By applying image processing techniques such as uniformly removing components below a certain level to images captured in this manner, it is possible to obtain images with excellent resolution.

(Effects of the Invention) As explained in detail above, the scintillator according to the present invention is a plate-shaped scintillator for measuring the spatial distribution of radioactive substances in a sample, in which radiation from the sample passes through the surface of the scintillator on the sample side. A layer is formed that allows light to pass through the sample and blocks the transmission of light from the sample.

Therefore, effects such as re-reflection of scintillation light emitted to the sample side from the sample surface can be completely eliminated.

[Brief explanation of the drawing]

FIG. 1 is a sectional view showing a scintillator according to the present invention and its usage state.
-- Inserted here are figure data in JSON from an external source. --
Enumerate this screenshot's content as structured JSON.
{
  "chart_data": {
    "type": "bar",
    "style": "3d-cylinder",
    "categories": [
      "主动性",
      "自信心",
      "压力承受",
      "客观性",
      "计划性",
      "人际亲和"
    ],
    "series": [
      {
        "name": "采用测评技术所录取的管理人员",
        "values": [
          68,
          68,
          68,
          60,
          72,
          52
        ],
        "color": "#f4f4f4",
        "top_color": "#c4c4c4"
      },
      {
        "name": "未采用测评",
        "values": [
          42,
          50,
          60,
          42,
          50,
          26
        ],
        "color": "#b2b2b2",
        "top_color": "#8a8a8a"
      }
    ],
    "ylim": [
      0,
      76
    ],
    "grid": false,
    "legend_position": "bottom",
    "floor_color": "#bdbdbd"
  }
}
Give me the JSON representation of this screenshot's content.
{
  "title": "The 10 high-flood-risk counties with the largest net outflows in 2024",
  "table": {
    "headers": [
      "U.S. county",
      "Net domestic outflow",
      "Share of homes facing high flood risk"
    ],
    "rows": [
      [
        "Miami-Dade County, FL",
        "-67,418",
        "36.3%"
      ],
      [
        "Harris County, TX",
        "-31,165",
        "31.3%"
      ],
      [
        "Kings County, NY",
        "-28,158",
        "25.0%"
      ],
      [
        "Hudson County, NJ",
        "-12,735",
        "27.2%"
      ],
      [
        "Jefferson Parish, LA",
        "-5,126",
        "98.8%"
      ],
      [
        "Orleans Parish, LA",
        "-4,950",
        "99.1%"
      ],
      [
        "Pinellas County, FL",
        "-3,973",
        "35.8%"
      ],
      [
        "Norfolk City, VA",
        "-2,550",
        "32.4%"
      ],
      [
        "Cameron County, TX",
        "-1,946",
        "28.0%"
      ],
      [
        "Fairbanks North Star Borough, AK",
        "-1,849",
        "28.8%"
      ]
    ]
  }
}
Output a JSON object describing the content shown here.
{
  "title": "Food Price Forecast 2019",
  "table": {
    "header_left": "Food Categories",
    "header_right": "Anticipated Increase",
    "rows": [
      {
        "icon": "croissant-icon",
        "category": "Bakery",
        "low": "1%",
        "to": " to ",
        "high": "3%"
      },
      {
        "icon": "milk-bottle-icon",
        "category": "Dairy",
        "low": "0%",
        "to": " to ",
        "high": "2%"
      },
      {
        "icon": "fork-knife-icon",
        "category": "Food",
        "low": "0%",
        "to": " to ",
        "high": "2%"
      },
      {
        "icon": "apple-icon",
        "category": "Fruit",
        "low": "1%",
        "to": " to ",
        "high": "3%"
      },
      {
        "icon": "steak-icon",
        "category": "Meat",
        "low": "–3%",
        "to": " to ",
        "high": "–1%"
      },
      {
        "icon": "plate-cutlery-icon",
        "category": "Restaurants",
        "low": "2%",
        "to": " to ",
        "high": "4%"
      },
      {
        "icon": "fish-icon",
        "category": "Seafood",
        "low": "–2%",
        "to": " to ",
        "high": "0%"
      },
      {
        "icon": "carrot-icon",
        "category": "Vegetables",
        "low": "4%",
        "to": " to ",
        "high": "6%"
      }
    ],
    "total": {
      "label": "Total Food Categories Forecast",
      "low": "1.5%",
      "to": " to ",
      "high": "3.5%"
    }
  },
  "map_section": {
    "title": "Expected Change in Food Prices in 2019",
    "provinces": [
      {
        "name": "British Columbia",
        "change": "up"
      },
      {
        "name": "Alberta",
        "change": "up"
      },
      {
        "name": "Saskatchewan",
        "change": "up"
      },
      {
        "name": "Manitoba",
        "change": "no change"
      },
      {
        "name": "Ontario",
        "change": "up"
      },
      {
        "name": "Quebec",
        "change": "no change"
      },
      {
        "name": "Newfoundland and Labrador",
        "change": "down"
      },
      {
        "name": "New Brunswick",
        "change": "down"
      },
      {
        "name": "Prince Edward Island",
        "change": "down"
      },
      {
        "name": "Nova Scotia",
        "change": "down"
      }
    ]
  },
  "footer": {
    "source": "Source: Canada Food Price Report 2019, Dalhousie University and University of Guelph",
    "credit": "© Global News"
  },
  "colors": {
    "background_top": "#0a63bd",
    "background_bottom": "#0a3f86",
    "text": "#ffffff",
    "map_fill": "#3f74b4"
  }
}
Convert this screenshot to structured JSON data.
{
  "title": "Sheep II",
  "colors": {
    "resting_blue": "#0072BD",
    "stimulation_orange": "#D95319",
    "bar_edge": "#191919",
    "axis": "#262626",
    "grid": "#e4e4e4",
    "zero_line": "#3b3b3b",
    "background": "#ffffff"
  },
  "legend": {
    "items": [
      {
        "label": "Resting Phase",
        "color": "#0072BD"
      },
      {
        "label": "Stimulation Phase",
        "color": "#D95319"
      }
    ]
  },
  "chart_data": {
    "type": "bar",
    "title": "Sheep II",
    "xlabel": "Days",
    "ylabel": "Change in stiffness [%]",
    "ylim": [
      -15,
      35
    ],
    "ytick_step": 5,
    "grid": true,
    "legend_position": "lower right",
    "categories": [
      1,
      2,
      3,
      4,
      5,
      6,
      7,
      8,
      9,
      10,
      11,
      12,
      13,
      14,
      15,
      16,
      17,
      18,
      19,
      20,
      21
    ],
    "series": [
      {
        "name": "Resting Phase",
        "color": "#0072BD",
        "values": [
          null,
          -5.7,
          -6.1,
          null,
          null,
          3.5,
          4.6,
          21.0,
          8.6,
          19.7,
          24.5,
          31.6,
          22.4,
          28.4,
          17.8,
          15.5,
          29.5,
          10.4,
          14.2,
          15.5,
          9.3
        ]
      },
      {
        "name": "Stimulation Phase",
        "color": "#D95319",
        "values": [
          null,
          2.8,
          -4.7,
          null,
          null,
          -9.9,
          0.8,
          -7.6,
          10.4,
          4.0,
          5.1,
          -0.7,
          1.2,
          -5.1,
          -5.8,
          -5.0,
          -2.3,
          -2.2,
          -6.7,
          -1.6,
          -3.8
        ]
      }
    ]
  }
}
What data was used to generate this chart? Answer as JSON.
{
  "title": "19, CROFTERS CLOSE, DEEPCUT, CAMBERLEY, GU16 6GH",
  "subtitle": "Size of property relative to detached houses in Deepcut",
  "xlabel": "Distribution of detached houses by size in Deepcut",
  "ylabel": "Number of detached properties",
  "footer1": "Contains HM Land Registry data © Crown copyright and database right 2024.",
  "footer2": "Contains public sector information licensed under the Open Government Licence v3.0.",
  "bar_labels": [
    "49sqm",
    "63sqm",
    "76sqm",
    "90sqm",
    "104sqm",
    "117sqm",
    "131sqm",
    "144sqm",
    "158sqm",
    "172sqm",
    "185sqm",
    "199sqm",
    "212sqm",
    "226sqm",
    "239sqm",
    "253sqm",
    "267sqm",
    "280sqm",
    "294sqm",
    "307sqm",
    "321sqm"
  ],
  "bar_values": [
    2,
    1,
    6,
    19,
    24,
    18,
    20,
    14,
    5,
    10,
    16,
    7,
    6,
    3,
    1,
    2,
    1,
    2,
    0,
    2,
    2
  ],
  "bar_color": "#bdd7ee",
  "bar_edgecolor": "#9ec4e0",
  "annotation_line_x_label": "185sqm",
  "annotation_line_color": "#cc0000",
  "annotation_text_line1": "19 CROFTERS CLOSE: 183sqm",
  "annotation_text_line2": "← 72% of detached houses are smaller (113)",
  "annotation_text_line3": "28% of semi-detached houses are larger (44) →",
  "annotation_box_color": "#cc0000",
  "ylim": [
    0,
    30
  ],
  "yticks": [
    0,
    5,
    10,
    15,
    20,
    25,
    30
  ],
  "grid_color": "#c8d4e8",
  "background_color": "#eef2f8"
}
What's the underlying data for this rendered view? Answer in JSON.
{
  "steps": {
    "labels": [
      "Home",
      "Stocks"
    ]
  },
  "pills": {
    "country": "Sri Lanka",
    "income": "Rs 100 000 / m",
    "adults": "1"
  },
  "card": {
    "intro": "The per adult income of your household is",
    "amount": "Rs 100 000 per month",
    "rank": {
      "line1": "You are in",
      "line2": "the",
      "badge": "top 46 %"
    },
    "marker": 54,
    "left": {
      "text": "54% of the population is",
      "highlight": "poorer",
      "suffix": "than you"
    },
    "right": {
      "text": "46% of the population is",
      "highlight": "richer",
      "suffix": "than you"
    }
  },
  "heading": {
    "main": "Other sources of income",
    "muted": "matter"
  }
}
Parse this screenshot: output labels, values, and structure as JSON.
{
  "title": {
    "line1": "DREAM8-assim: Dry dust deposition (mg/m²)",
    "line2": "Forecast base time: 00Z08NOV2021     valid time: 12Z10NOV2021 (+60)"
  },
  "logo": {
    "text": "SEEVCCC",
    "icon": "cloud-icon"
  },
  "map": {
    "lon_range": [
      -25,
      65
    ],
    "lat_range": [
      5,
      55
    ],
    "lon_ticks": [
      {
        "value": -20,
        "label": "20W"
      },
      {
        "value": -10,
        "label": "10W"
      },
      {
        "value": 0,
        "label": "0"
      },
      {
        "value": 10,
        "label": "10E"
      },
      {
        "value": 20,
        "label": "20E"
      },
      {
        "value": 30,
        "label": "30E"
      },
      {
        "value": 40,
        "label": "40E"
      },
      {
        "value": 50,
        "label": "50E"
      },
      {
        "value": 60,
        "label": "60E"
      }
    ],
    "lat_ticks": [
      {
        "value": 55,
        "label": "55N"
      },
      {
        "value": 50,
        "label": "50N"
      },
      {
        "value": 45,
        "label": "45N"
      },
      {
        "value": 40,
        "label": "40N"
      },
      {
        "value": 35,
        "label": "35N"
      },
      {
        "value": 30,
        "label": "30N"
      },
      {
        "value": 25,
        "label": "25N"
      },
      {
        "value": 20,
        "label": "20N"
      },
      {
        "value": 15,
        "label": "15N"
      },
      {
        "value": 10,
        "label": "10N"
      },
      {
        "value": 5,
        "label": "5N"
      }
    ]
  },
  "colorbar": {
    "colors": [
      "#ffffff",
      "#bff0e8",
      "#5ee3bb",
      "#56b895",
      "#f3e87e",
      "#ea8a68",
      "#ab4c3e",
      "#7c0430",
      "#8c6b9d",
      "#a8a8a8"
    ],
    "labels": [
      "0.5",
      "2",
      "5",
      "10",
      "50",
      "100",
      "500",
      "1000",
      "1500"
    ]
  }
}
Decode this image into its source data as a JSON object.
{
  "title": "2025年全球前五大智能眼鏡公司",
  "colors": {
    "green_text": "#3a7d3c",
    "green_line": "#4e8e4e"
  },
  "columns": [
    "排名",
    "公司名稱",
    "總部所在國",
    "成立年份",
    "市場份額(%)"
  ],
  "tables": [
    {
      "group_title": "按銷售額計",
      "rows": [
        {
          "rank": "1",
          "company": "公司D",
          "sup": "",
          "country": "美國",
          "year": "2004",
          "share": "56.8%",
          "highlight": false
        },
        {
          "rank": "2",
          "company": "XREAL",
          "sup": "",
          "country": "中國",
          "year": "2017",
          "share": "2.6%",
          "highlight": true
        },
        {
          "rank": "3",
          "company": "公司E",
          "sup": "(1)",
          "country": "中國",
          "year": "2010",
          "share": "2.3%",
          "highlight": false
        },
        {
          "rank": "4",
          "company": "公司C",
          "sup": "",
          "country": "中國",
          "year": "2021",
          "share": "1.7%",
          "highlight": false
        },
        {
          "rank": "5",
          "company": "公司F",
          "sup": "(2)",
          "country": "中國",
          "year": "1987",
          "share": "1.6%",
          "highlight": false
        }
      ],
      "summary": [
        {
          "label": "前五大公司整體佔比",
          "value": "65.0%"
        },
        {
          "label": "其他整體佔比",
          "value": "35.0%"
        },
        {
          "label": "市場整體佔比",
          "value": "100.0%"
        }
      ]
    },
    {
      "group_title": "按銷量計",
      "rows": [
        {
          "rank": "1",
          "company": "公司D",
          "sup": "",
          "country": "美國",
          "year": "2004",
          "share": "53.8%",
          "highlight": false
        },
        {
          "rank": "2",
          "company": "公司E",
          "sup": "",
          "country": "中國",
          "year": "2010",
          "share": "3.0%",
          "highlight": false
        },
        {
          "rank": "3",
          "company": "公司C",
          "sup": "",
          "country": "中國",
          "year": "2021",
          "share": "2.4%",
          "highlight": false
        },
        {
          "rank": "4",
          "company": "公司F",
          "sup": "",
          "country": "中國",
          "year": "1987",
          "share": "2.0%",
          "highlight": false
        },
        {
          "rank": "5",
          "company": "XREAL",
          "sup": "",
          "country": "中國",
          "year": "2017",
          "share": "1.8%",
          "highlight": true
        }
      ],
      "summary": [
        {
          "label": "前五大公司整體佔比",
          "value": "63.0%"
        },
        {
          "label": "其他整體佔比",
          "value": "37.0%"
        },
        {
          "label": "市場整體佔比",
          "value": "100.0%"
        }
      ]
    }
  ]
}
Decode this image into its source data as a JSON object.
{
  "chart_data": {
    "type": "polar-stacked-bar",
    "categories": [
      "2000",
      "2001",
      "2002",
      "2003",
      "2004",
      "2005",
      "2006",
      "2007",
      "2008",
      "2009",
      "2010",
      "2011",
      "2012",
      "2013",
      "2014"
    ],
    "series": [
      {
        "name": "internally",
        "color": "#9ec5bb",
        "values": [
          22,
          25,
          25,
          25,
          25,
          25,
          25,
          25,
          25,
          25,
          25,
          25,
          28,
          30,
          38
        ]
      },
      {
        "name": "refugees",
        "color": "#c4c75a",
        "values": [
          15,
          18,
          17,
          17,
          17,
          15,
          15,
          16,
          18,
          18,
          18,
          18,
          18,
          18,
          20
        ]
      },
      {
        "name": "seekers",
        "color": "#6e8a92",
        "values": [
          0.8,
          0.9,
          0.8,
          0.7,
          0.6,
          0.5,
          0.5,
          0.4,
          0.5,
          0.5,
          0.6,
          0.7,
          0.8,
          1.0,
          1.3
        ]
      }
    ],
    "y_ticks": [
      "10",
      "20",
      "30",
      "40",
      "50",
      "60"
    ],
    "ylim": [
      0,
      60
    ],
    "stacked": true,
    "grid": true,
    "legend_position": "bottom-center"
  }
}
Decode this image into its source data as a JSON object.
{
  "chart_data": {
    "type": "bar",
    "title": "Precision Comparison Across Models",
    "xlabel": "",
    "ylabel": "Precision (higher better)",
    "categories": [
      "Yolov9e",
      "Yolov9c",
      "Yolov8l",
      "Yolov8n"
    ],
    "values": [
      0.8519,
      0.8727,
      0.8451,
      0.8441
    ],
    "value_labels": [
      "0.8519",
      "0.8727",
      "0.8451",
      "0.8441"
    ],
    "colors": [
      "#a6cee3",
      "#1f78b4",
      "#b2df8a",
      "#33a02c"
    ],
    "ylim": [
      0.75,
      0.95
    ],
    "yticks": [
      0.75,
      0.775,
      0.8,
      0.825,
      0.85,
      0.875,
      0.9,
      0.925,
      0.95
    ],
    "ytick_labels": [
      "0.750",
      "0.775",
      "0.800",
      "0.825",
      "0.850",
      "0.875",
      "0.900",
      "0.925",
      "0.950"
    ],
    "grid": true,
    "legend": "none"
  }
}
FIG. 2 is a cross-sectional view of a conventional scintillator and how it is used. 1...Scintillator 1a...Layer 1b that allows the transmission of radiation and blocks the transmission of light from the sample...Scintillator body 2...Sample 3...Imaging optical system 4...Imaging by the imaging device Administrative Patent Applicant: Hamamatsu Photonics Co., Ltd. Agent: Patent Attorney: Inoro Jusai Figure 1

Claims (2)

[Claims] (1) In a plate-shaped scintillator that measures the spatial distribution of radioactive substances in a sample, a layer is formed on the surface of the scintillator on the sample side to allow radiation from the sample to pass through and to prevent light from passing through the sample. A scintillator characterized by comprising: (2) Claim 1, wherein the layer that allows the transmission of radiation from the sample and prevents the transmission of light from the sample is formed of a vapor-deposited metal layer, and the surface facing the sample is a light-reflecting surface. scintillator.